Our research vision is to build robot systems that are capable of acting competently in the real world. We study, develop and combine automated planning and control methods to achieve this capability. We strive to implement these methods as publicly available software solutions. These serve as tools for deepening our theoretical and practical understanding of planning and control for single- and multi-robot systems; and as frameworks for developing automation solutions in cooperation with our industrial partners.
Both discrete and continuous models are relevant in systems composed of robots, e.g., continuous time and discrete events, metric maps and qualitative spatial relations, kinodynamic motion models and symbolic preconditions for acting. Methods for automated reasoning differ significantly depending on whether the given models are discrete or continuous. How should discrete and continuous models be synchronized, and how can they be reasoned upon jointly?
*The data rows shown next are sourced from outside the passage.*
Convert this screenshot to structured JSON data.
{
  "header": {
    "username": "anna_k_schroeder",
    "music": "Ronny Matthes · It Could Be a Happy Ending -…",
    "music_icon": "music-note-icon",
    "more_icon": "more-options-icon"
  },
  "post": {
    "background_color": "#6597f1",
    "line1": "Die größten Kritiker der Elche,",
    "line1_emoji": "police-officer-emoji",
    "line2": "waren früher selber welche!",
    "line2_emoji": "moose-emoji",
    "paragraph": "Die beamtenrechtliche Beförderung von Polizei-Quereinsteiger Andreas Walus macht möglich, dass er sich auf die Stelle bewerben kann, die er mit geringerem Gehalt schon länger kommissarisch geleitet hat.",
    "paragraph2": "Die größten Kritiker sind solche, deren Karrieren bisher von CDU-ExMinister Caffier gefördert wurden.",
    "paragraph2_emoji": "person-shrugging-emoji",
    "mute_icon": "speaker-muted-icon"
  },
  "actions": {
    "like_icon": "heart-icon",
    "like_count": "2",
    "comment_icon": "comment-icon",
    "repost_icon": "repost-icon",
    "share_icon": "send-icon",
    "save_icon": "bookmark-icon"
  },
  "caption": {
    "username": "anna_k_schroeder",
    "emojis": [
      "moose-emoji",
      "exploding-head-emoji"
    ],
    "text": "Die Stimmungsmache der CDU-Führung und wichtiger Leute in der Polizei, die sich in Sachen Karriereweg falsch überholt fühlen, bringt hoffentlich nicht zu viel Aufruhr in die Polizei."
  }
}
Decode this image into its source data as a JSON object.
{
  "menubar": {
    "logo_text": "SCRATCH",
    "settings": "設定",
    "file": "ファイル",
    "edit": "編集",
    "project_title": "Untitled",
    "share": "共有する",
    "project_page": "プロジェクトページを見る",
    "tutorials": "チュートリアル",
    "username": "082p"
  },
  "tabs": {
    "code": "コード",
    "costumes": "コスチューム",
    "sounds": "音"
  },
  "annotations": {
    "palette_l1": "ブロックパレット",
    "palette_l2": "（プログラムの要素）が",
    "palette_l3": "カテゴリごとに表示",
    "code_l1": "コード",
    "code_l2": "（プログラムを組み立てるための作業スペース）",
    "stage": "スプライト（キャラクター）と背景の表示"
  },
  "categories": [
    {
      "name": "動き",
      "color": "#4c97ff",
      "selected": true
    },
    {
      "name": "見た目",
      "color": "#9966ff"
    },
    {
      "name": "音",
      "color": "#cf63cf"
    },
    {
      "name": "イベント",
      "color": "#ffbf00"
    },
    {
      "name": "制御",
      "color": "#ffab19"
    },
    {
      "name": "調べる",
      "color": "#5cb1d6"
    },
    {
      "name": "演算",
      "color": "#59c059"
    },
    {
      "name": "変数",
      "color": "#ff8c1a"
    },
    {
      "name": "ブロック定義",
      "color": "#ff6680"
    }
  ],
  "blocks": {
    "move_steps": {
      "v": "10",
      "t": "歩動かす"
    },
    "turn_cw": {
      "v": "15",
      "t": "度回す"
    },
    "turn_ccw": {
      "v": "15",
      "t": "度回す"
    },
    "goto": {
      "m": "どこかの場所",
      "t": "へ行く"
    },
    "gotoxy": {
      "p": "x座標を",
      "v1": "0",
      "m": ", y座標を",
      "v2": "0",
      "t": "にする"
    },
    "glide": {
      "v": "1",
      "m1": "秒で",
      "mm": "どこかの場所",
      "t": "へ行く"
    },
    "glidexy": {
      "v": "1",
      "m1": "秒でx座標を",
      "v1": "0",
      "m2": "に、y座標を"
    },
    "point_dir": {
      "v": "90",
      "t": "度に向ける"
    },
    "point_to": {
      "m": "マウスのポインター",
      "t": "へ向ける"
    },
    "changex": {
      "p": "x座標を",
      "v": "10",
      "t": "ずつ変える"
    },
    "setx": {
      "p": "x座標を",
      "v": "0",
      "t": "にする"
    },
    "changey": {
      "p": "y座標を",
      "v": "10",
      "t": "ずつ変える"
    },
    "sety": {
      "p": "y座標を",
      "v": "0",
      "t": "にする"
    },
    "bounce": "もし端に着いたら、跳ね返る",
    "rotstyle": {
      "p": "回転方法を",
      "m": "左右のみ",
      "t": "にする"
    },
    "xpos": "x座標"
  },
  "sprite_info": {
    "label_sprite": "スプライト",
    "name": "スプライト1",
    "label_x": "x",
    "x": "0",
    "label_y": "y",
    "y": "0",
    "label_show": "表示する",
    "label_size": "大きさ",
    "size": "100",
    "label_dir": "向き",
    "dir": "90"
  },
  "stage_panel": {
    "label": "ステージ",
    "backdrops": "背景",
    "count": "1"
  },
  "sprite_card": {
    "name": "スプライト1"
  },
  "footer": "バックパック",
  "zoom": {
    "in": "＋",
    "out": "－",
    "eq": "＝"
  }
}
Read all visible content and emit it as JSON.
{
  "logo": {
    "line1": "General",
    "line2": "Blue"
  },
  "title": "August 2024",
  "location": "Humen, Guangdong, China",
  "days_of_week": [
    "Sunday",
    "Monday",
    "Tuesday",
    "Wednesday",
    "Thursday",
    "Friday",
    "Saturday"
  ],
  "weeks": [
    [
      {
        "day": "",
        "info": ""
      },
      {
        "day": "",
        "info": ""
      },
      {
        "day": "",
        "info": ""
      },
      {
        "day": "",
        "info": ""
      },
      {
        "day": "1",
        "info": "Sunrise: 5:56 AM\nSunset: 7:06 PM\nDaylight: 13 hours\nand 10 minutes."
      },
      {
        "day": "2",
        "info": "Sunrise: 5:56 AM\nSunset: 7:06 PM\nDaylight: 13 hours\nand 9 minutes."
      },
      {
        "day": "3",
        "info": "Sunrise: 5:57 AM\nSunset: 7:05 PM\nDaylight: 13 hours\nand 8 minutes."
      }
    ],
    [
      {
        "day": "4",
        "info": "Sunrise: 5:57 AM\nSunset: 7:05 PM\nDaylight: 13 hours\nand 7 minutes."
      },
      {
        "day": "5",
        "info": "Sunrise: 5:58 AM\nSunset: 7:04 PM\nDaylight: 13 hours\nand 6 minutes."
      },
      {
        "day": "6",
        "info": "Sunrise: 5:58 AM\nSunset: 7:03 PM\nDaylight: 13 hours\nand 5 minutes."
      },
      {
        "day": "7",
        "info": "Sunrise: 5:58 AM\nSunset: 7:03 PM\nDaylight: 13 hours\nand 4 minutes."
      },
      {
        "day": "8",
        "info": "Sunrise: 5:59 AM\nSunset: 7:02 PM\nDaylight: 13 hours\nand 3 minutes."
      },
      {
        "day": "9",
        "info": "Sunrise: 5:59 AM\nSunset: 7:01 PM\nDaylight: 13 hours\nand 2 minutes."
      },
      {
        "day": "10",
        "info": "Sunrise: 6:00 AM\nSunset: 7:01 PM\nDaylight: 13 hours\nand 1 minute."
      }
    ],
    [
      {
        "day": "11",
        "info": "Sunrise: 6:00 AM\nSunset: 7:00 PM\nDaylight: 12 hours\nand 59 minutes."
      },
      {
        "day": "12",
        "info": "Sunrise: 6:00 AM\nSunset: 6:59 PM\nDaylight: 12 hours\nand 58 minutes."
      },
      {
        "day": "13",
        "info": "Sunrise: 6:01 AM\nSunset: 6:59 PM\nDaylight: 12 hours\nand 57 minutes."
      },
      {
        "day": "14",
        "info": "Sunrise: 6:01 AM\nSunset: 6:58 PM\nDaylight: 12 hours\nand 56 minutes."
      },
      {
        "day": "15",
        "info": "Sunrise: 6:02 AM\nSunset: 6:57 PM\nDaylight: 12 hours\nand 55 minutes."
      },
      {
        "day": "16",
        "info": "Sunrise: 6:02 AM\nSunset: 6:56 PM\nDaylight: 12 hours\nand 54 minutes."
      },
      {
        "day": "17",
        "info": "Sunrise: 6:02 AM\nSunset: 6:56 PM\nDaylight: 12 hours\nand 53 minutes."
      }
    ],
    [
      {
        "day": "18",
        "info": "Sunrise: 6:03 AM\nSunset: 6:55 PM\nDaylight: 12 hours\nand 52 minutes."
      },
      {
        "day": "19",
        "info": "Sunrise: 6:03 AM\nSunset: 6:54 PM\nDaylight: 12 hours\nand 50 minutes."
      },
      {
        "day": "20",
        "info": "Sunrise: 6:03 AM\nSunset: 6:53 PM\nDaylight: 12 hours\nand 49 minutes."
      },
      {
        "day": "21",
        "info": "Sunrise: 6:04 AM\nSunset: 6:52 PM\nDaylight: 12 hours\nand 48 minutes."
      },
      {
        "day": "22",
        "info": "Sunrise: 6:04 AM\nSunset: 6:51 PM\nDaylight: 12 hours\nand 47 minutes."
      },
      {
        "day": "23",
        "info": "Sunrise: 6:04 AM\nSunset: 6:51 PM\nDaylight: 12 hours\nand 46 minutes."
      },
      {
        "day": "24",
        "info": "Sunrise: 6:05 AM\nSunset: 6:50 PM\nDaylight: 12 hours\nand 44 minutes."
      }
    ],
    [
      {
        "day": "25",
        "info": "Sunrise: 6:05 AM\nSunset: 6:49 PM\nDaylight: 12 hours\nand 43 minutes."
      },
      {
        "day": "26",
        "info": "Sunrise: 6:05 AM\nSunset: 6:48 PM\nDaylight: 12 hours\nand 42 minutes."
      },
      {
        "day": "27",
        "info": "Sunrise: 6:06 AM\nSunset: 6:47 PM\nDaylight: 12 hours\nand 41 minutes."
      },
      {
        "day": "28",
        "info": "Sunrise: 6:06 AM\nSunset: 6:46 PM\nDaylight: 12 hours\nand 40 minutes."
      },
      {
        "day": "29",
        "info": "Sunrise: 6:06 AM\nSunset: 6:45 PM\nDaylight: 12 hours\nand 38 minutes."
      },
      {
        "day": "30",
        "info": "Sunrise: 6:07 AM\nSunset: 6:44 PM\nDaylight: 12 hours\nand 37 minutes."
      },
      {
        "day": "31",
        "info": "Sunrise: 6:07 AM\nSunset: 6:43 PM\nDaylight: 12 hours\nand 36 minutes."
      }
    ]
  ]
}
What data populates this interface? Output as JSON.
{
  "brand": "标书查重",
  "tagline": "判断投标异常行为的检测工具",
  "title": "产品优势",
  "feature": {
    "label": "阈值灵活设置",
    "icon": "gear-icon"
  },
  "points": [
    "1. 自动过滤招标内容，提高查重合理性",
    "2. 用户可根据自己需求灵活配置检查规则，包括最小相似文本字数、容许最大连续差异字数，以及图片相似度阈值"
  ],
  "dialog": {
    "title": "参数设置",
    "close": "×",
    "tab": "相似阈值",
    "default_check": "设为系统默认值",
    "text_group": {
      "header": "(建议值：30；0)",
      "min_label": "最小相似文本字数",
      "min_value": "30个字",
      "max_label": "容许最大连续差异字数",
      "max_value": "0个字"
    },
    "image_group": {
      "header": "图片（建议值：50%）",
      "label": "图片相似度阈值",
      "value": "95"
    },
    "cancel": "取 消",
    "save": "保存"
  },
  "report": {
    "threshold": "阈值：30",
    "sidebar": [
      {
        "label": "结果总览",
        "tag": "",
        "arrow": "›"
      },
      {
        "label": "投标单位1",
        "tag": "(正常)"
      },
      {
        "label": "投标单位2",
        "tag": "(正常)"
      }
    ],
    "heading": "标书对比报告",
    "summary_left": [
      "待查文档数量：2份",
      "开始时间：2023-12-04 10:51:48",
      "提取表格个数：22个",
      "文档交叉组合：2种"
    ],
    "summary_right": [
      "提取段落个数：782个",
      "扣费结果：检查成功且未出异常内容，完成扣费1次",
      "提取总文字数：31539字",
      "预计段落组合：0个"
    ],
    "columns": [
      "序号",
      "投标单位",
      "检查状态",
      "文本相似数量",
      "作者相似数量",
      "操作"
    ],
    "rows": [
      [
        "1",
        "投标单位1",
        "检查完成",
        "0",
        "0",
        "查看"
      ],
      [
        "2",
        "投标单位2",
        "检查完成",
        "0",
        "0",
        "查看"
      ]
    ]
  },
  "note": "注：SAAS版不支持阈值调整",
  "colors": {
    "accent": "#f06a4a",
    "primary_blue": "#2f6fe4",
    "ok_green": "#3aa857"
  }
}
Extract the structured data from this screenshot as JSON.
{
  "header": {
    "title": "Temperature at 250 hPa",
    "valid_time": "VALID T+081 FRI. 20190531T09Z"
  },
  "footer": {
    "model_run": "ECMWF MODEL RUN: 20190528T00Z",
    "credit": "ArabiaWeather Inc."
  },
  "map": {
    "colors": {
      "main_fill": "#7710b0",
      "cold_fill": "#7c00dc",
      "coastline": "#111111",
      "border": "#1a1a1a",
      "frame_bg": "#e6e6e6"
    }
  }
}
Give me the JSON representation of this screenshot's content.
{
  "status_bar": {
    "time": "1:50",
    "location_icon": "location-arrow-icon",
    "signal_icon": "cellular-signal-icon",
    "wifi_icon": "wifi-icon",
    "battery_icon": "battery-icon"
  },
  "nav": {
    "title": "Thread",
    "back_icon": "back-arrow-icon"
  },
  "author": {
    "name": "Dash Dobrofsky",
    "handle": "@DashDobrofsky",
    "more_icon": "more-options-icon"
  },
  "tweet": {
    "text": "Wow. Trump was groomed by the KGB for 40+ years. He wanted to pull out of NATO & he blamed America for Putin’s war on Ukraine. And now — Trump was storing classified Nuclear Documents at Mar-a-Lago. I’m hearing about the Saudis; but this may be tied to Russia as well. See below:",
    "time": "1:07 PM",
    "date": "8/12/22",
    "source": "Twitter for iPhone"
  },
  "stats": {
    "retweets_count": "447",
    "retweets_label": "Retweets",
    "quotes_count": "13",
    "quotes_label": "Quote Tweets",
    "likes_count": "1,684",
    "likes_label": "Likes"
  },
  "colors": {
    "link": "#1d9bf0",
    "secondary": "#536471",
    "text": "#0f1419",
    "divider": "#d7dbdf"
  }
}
Planning and control methods offer means to solve problems in a general way, but require models that are abstractions of the real world, e.g., discretizations of the environment in motion planning, linear robot dynamics in control, contiguous time intervals in scheduling. Which are the most suitable forms of abstraction for planning in different multi-robot applications? Can abstractions be inferred automatically from continuous data?
Synthesizing competent behavior of multi-robot systems in the real world requires reasoning about requirements pertaining to heterogeneous aspects of the multi-robot system and its operating environment, e.g., temporal and spatial constraints, kinodynamic constraints, models of resource consumption, and criteria for allocating tasks to robots. How can we develop algorithms for searching in the space of several of these requirements jointly?
Multi-robot systems epitomize the need for planning methods, which provide them with the means to cooperate, achieve goals, and move in a coordinated fashion in the environment. Yet the physical nature of multi-robot systems, as well as the uncertainty connected to robot behaviors and perception, destroy many of the assumptions made by current planning methods. How can we ensure the correctness, completeness, and efficiency of multi-robot planning methods under realistic conditions?
In many real-world applications, decisions must be made online, while previous plans are already under execution. These instances of (re-)planning may be local, concerning one or few robots, or global, pertaining to the entire multi-robot system. How can we guarantee the consistency of decision-making in such settings? How can we automatically identify the extent to which we should replan for a multi-robot system? How can we guarantee the correctness, safety and optimality of online planning?
A multi-robot system may be regulated by a centralized decision-making agent, or decision-making may be distributed among the robots in the system. Centralized approaches can leverage a global view to better optimize, while distributed approaches can exploit locality to keep the computational burden low. When is it convenient and necessary to adopt a centralized or a distributed modality? How to build multi-robot systems that can transition between the two as appropriate?
Multi-robot systems often include robots with different skills. These skills may change over time, as new features are added to existing robots or robots are added and removed from the fleet. How do we build high-level fleet planning methods that do not depend on the specific planning and control schemes needed for the individual robots in the fleet? How can we build a general, robot-agnostic, high-level control loop that can be instantiated in different concrete multi-robot systems?